Pèlerinage des Séminaires de
France à Lourdes 9 novembre 2014
Entretien de S.E. Mgr Jorge
Carlos Patrón Wong
avec les Formateurs de
Séminaire
Chers amis, c’est avec un
cœur plein de joie que je vous remercie de l’invitation que vous nous avez adressée.
Je me présente brièvement : Monseigneur J.C. Patron Wong, Secrétaire
chargé de la section des Séminaires ; je suis mexicain et le Seigneur m’a
donné de vivre depuis de longues années une belle et riche expérience dans le
domaine de la formation sacerdotale en Amérique latine. À la Congrégation, au
nom du Saint-Père, le Cardinal Préfet et moi sommes là au milieu de vous, pour
vous et, avec vous, nous voulons écouter et chercher ce que l’Esprit dit aux
Églises (cf. Ap 3, 6.22). Cette intervention prendra donc la forme d’un
entretien, suivi d’un échange avec le Cardinal, vous et moi. Si vous le voulez
bien, commençons par nous mettre, comme Marie, à la disposition du Très-Haut et
de son Esprit : Notre Père qui es aux cieux, …
Nous commencerons par
réfléchir ensemble sur ce que signifie « être formateur » au regard
du Christ, et formateur de futurs prêtres, dans les circonstances actuelles.
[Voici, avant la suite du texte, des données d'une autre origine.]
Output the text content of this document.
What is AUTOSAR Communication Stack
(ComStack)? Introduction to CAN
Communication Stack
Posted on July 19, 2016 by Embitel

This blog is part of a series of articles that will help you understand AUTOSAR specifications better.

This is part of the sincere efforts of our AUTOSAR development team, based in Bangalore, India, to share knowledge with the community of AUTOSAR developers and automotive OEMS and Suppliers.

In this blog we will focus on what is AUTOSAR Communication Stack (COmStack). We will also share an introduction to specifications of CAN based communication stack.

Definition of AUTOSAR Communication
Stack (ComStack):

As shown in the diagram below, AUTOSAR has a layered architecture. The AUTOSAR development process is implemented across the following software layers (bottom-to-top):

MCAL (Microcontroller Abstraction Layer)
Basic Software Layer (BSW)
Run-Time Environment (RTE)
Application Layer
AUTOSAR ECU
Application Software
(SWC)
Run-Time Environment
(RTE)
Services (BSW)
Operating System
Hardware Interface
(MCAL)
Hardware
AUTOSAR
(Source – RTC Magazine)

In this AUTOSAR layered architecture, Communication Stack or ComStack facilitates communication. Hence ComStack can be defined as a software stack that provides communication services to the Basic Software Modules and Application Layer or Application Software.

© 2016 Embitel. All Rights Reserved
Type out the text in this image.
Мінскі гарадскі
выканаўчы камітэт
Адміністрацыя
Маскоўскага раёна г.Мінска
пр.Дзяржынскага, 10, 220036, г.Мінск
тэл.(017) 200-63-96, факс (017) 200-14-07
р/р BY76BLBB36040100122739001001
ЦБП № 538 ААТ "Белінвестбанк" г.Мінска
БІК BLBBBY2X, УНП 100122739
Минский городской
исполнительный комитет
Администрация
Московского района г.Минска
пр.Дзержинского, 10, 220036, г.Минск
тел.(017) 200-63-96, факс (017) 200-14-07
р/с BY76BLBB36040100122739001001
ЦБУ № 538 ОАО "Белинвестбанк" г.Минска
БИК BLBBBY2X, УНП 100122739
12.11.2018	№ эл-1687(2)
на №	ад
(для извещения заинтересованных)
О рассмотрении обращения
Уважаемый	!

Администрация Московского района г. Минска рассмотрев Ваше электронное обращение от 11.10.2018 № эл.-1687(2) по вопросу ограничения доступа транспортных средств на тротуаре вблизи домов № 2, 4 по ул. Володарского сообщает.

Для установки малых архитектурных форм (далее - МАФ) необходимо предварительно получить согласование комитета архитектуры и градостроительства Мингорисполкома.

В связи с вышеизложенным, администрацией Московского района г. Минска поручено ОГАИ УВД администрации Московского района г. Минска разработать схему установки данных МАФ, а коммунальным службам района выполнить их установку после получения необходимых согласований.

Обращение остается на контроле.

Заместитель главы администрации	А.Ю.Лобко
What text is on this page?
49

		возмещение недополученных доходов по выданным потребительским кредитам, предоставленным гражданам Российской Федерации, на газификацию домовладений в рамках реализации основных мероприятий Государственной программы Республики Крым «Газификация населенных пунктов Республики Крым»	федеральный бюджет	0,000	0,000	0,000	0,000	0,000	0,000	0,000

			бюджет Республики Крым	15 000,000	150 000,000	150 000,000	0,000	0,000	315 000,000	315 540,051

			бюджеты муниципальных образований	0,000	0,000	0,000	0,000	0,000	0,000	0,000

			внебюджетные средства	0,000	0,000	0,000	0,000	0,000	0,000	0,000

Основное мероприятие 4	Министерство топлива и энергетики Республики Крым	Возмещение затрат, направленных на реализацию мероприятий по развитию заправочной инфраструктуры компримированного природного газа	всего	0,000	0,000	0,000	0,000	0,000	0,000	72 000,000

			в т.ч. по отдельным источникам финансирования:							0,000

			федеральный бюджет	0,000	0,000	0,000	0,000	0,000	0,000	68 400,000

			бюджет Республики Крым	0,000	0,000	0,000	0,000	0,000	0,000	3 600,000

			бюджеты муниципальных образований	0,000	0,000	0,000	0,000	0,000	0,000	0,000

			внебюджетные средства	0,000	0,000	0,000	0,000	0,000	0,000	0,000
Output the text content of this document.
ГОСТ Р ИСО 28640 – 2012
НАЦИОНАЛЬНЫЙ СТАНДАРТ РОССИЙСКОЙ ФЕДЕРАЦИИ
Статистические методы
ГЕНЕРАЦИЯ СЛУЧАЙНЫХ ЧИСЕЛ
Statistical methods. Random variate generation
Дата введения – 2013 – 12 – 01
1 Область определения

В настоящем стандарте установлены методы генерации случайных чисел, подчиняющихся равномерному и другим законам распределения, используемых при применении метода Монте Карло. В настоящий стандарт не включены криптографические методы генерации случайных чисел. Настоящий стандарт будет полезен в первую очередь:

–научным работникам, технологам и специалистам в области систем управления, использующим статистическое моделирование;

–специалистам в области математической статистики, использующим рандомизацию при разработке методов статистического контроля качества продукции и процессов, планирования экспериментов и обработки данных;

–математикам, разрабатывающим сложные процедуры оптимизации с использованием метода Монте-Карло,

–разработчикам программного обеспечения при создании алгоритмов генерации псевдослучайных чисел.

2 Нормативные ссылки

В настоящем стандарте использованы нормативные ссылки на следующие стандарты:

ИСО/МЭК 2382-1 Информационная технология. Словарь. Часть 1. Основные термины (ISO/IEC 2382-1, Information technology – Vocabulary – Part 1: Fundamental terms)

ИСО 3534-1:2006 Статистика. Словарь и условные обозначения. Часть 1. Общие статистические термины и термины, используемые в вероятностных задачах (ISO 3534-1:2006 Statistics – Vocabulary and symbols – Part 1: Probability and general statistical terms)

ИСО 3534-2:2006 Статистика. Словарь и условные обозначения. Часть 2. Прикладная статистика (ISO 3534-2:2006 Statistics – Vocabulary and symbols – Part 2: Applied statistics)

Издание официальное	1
Nous le ferons en quelques points, sans nous soucier de les ordonner entre eux.
1.
« Former »
signifie donner la forme du Christ
Former, c’est donner forme. De quelle
« forme » s’agit-il ? La « forma » dans les Écritures et la Tradition désigne le Christ
comme Image parfaite et consubstantielle du Père, dans sa double « forma » divine et humaine. Lui qui
est, comme dit Saint Paul, « de condition – de forme divine (cf. Vulg.) –,
n’a pas considéré comme une proie à saisir d’être l’égal de Dieu. Mais il s’est
dépouillé, prenant la condition – ou la forme – du serviteur, devenant
semblable aux hommes, … » (Ph 2, 6-10).
Toute formation chrétienne, tout formateur
chrétien vise à donner et recevoir la forme du Christ : par le désir et le
choix intérieur de la conformation à Lui, et surtout, par une transformation de
grâce qui est l’opération même de l’Esprit Saint. « Tout disciple bien
formé sera comme son Maître » dit Jésus dans Luc (6, 40).
Une
nouvelle Ratio Fundamentalis de la
formation sacerdotale pour l’Église universelle est en cours d’élaboration.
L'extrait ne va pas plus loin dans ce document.